Chi cucina intuisce le proprietà nutrizionali e le potenzialità di piacere dei singoli ingredienti e della loro combinazione. Se un cibo non piace, reintegra energie, ma non nutre. Cucinare esprime anche, in modo tutto speciale, l’attenzione ai legami che identificano, vale a dire quelli con le cose e con le persone. Significa avere fiducia sia nella qualità di ingredienti e attrezzi, sia nella fattibilità del piatto e nell’apprezzamento di chi lo gusterà. Richiede un grande rispetto per le cose (ingredienti e arnesi) affinché un’azione maldestra o fuori tempo non rovini il sapore dei piatti: quanto è terribile un arrosto bruciato, o una minestra eccessivamente salata; si mangiano comunque, ma con scarsissimo gusto.
Per cucinare si ha cura delle persone tanto quanto delle cose. Chi cucina ha l’obbligo di avere bene in mente ciò che piace al proprio ospite, ciò che può mangiare e ciò che deve mangiare, evitando che la propria buonissima intenzione di nutrire con piacere risulti indigesta, non conforme alla gastro-nomia, cioè alla legge dello stomaco. Non è gran segno di cura preparare un pur ottimo brasato al vegetariano, o una meringata al diabetico. La grandezza di un cuoco – specialmente nell’ambito domestico – si misura anche nella capacità di rendere appetitosi cibi che non risultano immediatamente graditi, ancorché necessari alla salute. Caso emblematico è quello del bambino che aborrisce la verdura o la carne; la mamma o il papà abili coi fornelli sapranno preparare pietanze dove verdura e carne nemmeno si vedono e si sentono, anche se ben presenti. Insomma: cucinare è atto umanissimo che raccoglie con attenzione cose e persone, esaltando il sapore del mondo (di ogni cosa del mondo) ed educando il palato a gustarlo.
Il Risorto cucina
Ma i Vangeli restituiscono del Figlio nella carne un dettaglio ben più inatteso della ricetta per fare il pane. Esso acquista un valore quanto mai significativo poiché reso alla fine del Quarto Vangelo; ed è risaputo che un narratore curi con attenzione tutta speciale l’inizio e la fine di un racconto, giacché l’inizio promette e la fine raccoglie. Oltretutto si tratta narrare l’ultima apparizione del Risorto. Il contesto è il lago di Tiberiade, dove il vincitore della morte, non riconosciuto, incontra Pietro, Giovanni, Giacomo, Tommaso, Natanaele e altri due, tutti amareggiati da una nottata di pesca infruttuosa (Gv 21). L’approccio di Gesù è piuttosto ironico, dato che il lettore sa già che gli esperti pescatori sono a mani vuote: «Figlioli, non avete nulla da mangiare?».

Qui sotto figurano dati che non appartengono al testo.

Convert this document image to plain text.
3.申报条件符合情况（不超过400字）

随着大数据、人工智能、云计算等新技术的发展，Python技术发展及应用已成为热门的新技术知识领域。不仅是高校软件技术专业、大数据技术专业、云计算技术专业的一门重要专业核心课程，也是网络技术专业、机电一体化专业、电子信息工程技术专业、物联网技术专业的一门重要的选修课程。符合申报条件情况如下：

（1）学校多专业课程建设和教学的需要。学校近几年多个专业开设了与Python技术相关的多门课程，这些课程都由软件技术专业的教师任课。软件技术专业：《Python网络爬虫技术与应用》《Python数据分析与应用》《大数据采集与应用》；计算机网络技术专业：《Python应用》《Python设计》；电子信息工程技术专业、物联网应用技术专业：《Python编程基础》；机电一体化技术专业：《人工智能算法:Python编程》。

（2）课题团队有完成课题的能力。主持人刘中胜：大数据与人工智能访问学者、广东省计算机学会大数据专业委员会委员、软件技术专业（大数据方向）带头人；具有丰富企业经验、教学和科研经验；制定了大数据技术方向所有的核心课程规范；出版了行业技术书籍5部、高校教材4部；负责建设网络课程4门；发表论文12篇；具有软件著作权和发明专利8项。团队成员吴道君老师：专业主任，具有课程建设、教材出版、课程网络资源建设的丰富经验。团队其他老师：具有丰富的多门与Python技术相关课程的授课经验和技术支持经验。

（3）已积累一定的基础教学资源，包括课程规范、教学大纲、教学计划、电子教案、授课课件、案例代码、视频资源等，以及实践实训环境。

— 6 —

Alla risposta negativa, il Signore ribatte incoraggiando una nuova uscita sul lago. Ed ecco la stupenda pesca miracolosa. Finalmente quegli uomini hanno cibo in abbondanza da offrire allo sconosciuto rimasto a riva. Eppure, «appena scesi a terra, videro un fuoco di brace, con del pesce sopra e del pane» (...quello delle tre misure di farina). Certo, con la potenza della sua parola di Risorto avrebbe potuto creare dal nulla brace, fuoco, pesce e pane, ma la concreta azione compiuta da lui subito dopo, prendendo pesce pescato dagli apostoli, toglie tutti i dubbi circa l’effettiva manualità del Risorto e il suo rapporto con le cose, disponibili alla presa della sua mano.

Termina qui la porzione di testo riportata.